They haven't even shown that the mouses live longer. They just have shown that they can change mitrochondrial activity of a mouse to a state as if the mouse is longer.
This perplexed me when I was skimming the intro to a popular article. Are they really moving to humans trials based on nothing but 1 or 2 mouse studies based on biomarkers? But I was too busy at the time to bother looking up the original papers and jailbreak them if necessary.
Normally when you read a scientific paper they give you a confidence interval for the effect they investigated in their abstract. This Cell paper doesn't. If they could actually tell you how much years of life the mouse gained through the therapy they would put that into the abstract and force you to read the whole paper to get the number.

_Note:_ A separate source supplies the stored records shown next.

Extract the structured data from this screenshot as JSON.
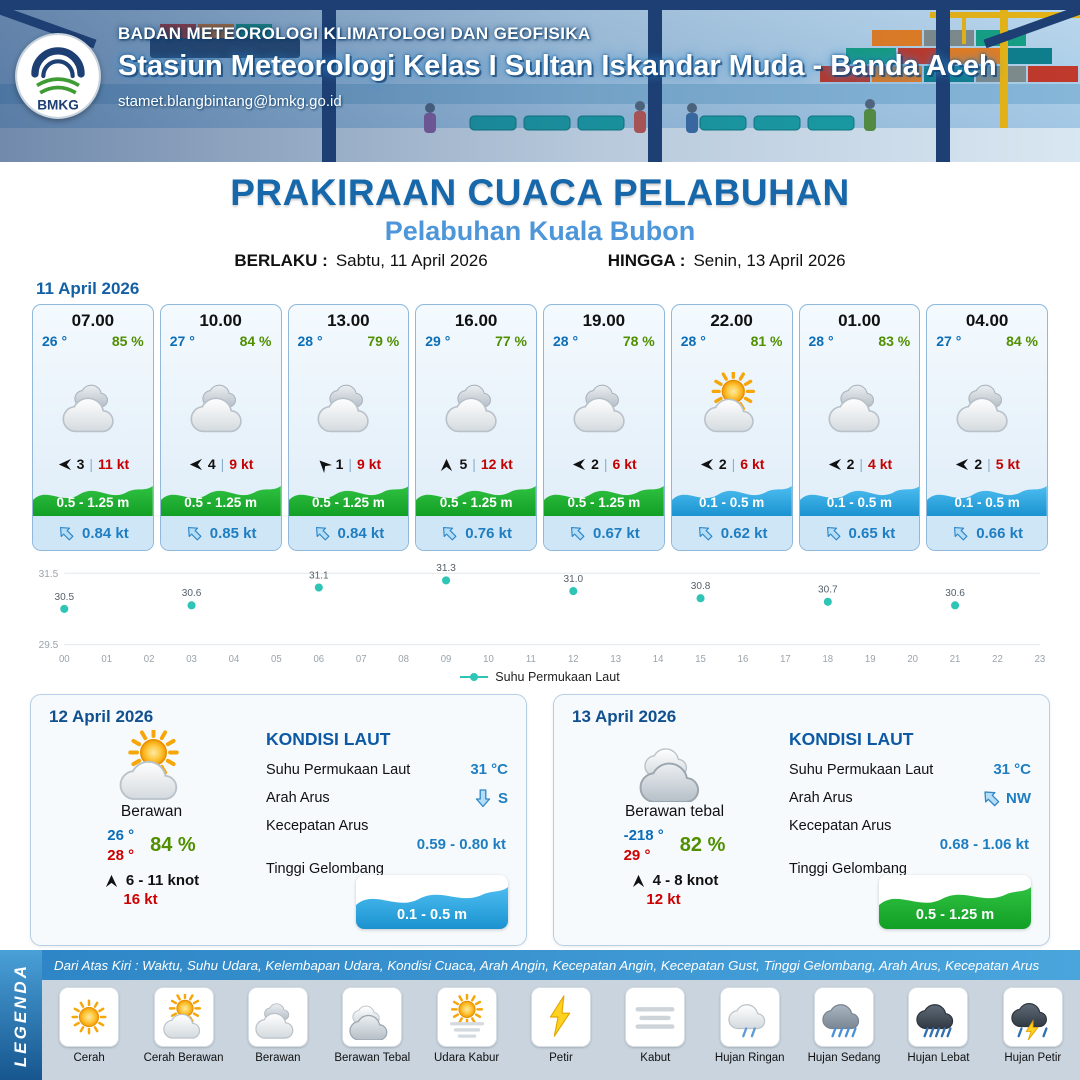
{
  "header": {
    "agency": "BADAN METEOROLOGI KLIMATOLOGI DAN GEOFISIKA",
    "station": "Stasiun Meteorologi Kelas I Sultan Iskandar Muda - Banda Aceh",
    "email": "stamet.blangbintang@bmkg.go.id",
    "logo_text": "BMKG"
  },
  "title": {
    "main": "PRAKIRAAN CUACA PELABUHAN",
    "sub": "Pelabuhan Kuala Bubon",
    "berlaku_label": "BERLAKU :",
    "berlaku_value": "Sabtu, 11 April 2026",
    "hingga_label": "HINGGA :",
    "hingga_value": "Senin, 13 April 2026"
  },
  "forecast": {
    "date": "11 April 2026",
    "cards": [
      {
        "time": "07.00",
        "temp": "26 °",
        "humidity": "85 %",
        "icon": "berawan",
        "wind_dir": "W",
        "wind_speed": "3",
        "gust": "11 kt",
        "wave": "0.5 - 1.25 m",
        "wave_color": "green",
        "current_dir": "NW",
        "current": "0.84 kt"
      },
      {
        "time": "10.00",
        "temp": "27 °",
        "humidity": "84 %",
        "icon": "berawan",
        "wind_dir": "W",
        "wind_speed": "4",
        "gust": "9 kt",
        "wave": "0.5 - 1.25 m",
        "wave_color": "green",
        "current_dir": "NW",
        "current": "0.85 kt"
      },
      {
        "time": "13.00",
        "temp": "28 °",
        "humidity": "79 %",
        "icon": "berawan",
        "wind_dir": "NW",
        "wind_speed": "1",
        "gust": "9 kt",
        "wave": "0.5 - 1.25 m",
        "wave_color": "green",
        "current_dir": "NW",
        "current": "0.84 kt"
      },
      {
        "time": "16.00",
        "temp": "29 °",
        "humidity": "77 %",
        "icon": "berawan",
        "wind_dir": "N",
        "wind_speed": "5",
        "gust": "12 kt",
        "wave": "0.5 - 1.25 m",
        "wave_color": "green",
        "current_dir": "NW",
        "current": "0.76 kt"
      },
      {
        "time": "19.00",
        "temp": "28 °",
        "humidity": "78 %",
        "icon": "berawan",
        "wind_dir": "W",
        "wind_speed": "2",
        "gust": "6 kt",
        "wave": "0.5 - 1.25 m",
        "wave_color": "green",
        "current_dir": "NW",
        "current": "0.67 kt"
      },
      {
        "time": "22.00",
        "temp": "28 °",
        "humidity": "81 %",
        "icon": "cerah-berawan",
        "wind_dir": "W",
        "wind_speed": "2",
        "gust": "6 kt",
        "wave": "0.1 - 0.5 m",
        "wave_color": "blue",
        "current_dir": "NW",
        "current": "0.62 kt"
      },
      {
        "time": "01.00",
        "temp": "28 °",
        "humidity": "83 %",
        "icon": "berawan",
        "wind_dir": "W",
        "wind_speed": "2",
        "gust": "4 kt",
        "wave": "0.1 - 0.5 m",
        "wave_color": "blue",
        "current_dir": "NW",
        "current": "0.65 kt"
      },
      {
        "time": "04.00",
        "temp": "27 °",
        "humidity": "84 %",
        "icon": "berawan",
        "wind_dir": "W",
        "wind_speed": "2",
        "gust": "5 kt",
        "wave": "0.1 - 0.5 m",
        "wave_color": "blue",
        "current_dir": "NW",
        "current": "0.66 kt"
      }
    ]
  },
  "chart_data": {
    "type": "scatter",
    "series": [
      {
        "name": "Suhu Permukaan Laut",
        "x": [
          0,
          3,
          6,
          9,
          12,
          15,
          18,
          21
        ],
        "values": [
          30.5,
          30.6,
          31.1,
          31.3,
          31.0,
          30.8,
          30.7,
          30.6
        ]
      }
    ],
    "x_ticks": [
      "00",
      "01",
      "02",
      "03",
      "04",
      "05",
      "06",
      "07",
      "08",
      "09",
      "10",
      "11",
      "12",
      "13",
      "14",
      "15",
      "16",
      "17",
      "18",
      "19",
      "20",
      "21",
      "22",
      "23"
    ],
    "y_ticks": [
      "31.5",
      "29.5"
    ],
    "ylim": [
      29.5,
      31.5
    ],
    "xlim": [
      0,
      23
    ],
    "legend": "Suhu Permukaan Laut",
    "legend_position": "bottom-center",
    "point_color": "#2ec4b6",
    "grid": true
  },
  "outlook_labels": {
    "sea_title": "KONDISI LAUT",
    "sst": "Suhu Permukaan Laut",
    "current_dir": "Arah Arus",
    "current_speed": "Kecepatan Arus",
    "wave": "Tinggi Gelombang"
  },
  "outlook": [
    {
      "date": "12 April 2026",
      "icon": "cerah-berawan",
      "condition": "Berawan",
      "temp_min": "26 °",
      "temp_max": "28 °",
      "humidity": "84 %",
      "wind_dir": "N",
      "wind_range": "6  - 11 knot",
      "gust": "16 kt",
      "sst": "31 °C",
      "current_dir": "S",
      "current_speed": "0.59  - 0.80 kt",
      "wave_value": "0.1 - 0.5 m",
      "wave_color": "blue"
    },
    {
      "date": "13 April 2026",
      "icon": "berawan-tebal",
      "condition": "Berawan tebal",
      "temp_min": "-218 °",
      "temp_max": "29 °",
      "humidity": "82 %",
      "wind_dir": "N",
      "wind_range": "4  - 8 knot",
      "gust": "12 kt",
      "sst": "31 °C",
      "current_dir": "NW",
      "current_speed": "0.68  - 1.06 kt",
      "wave_value": "0.5 - 1.25 m",
      "wave_color": "green"
    }
  ],
  "legend": {
    "title": "LEGENDA",
    "note": "Dari Atas Kiri : Waktu, Suhu Udara, Kelembapan Udara, Kondisi Cuaca, Arah Angin, Kecepatan Angin, Kecepatan Gust, Tinggi Gelombang, Arah Arus, Kecepatan Arus",
    "items": [
      {
        "label": "Cerah",
        "icon": "cerah"
      },
      {
        "label": "Cerah Berawan",
        "icon": "cerah-berawan"
      },
      {
        "label": "Berawan",
        "icon": "berawan"
      },
      {
        "label": "Berawan Tebal",
        "icon": "berawan-tebal"
      },
      {
        "label": "Udara Kabur",
        "icon": "udara-kabur"
      },
      {
        "label": "Petir",
        "icon": "petir"
      },
      {
        "label": "Kabut",
        "icon": "kabut"
      },
      {
        "label": "Hujan Ringan",
        "icon": "hujan-ringan"
      },
      {
        "label": "Hujan Sedang",
        "icon": "hujan-sedang"
      },
      {
        "label": "Hujan Lebat",
        "icon": "hujan-lebat"
      },
      {
        "label": "Hujan Petir",
        "icon": "hujan-petir"
      }
    ]
  }
}
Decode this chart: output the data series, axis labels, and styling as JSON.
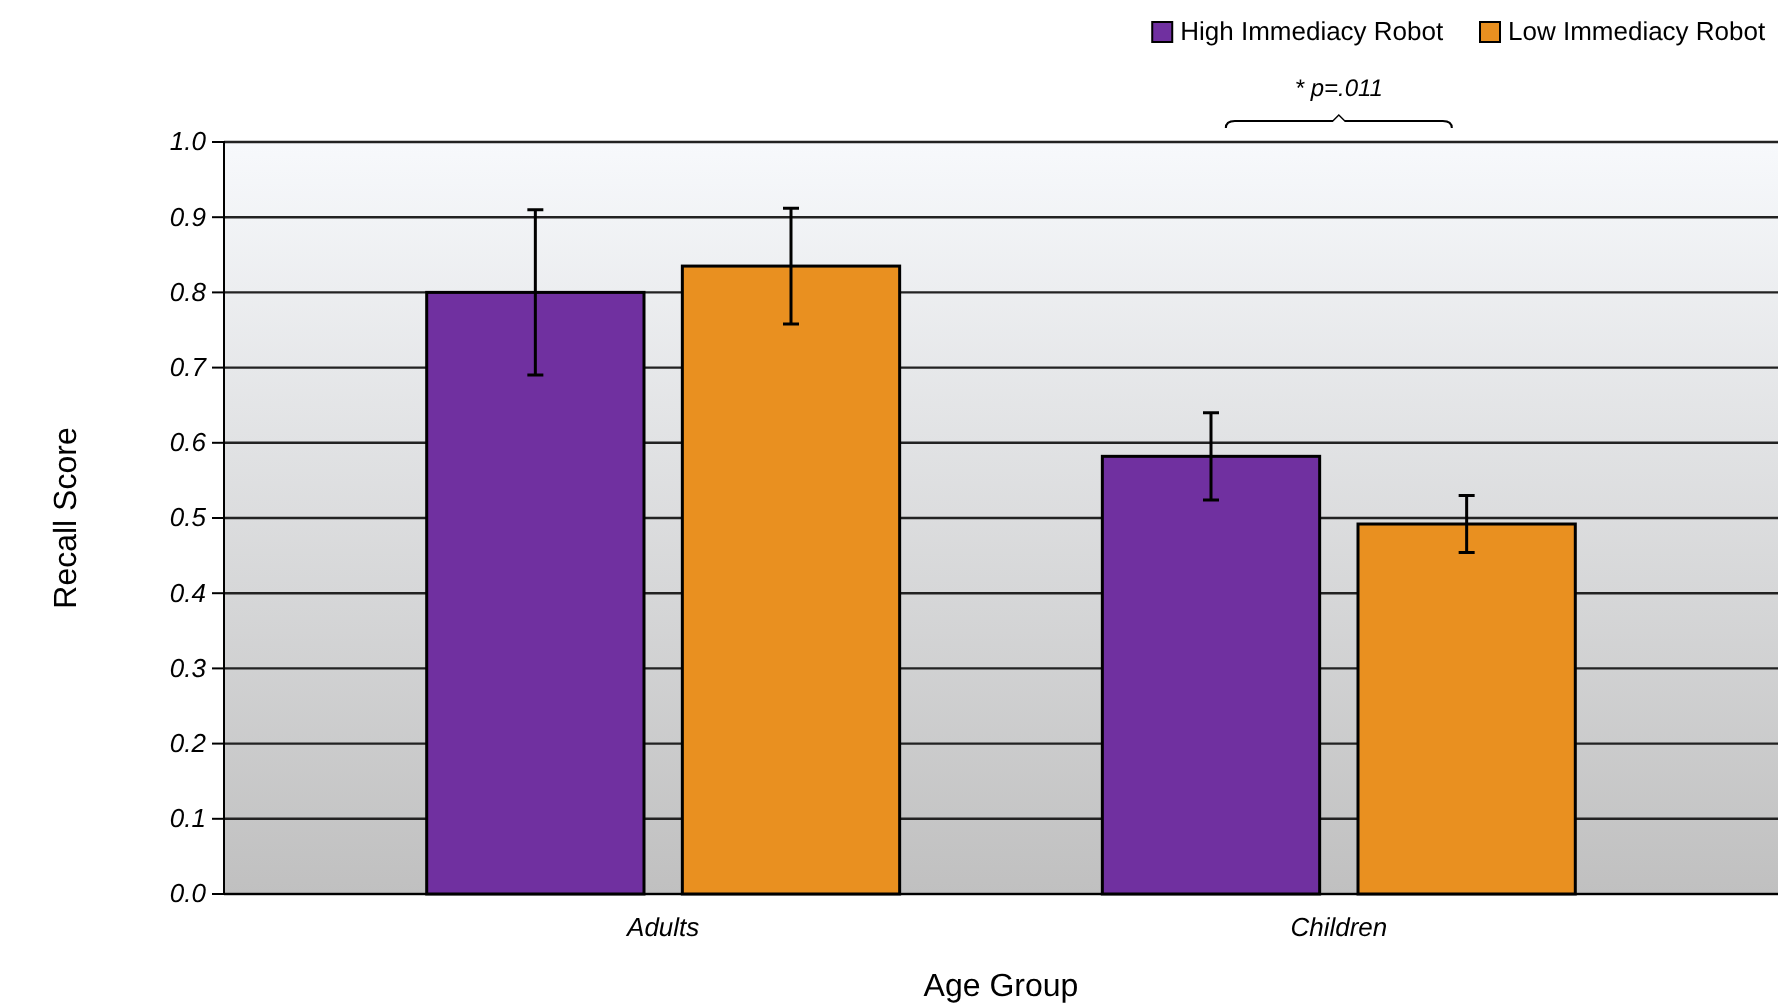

Are they really moving to humans trials based on nothing but 1 or 2 mouse studies based on biomarkers?
The biomarkers seems interesting. It's useful to know whether humans react the same way towards them. This is an ac...
This seems like an advance in understanding, even if it doesn't lead directly to a treatment.
News stories:
http://www.theguardian.com/science/2013/dec/20/anti-ageing-human-trials?CMP=EMCNEWEML6619I2
http://www.bbc.co.uk/news/health-25445748
Abstract of the paper, actual paper behind a paywall:
http://www.cell.com/retrieve/pii/S0092867413015213?cc=y
Relatively solid stories like this help raise my estimate that significant life extension is possible in our lifetimes. The likelihood seems to be that it won't be a "magic pill" but a combination of therapies.
If nothing else, it's another reason to eat healthy and stay in shape.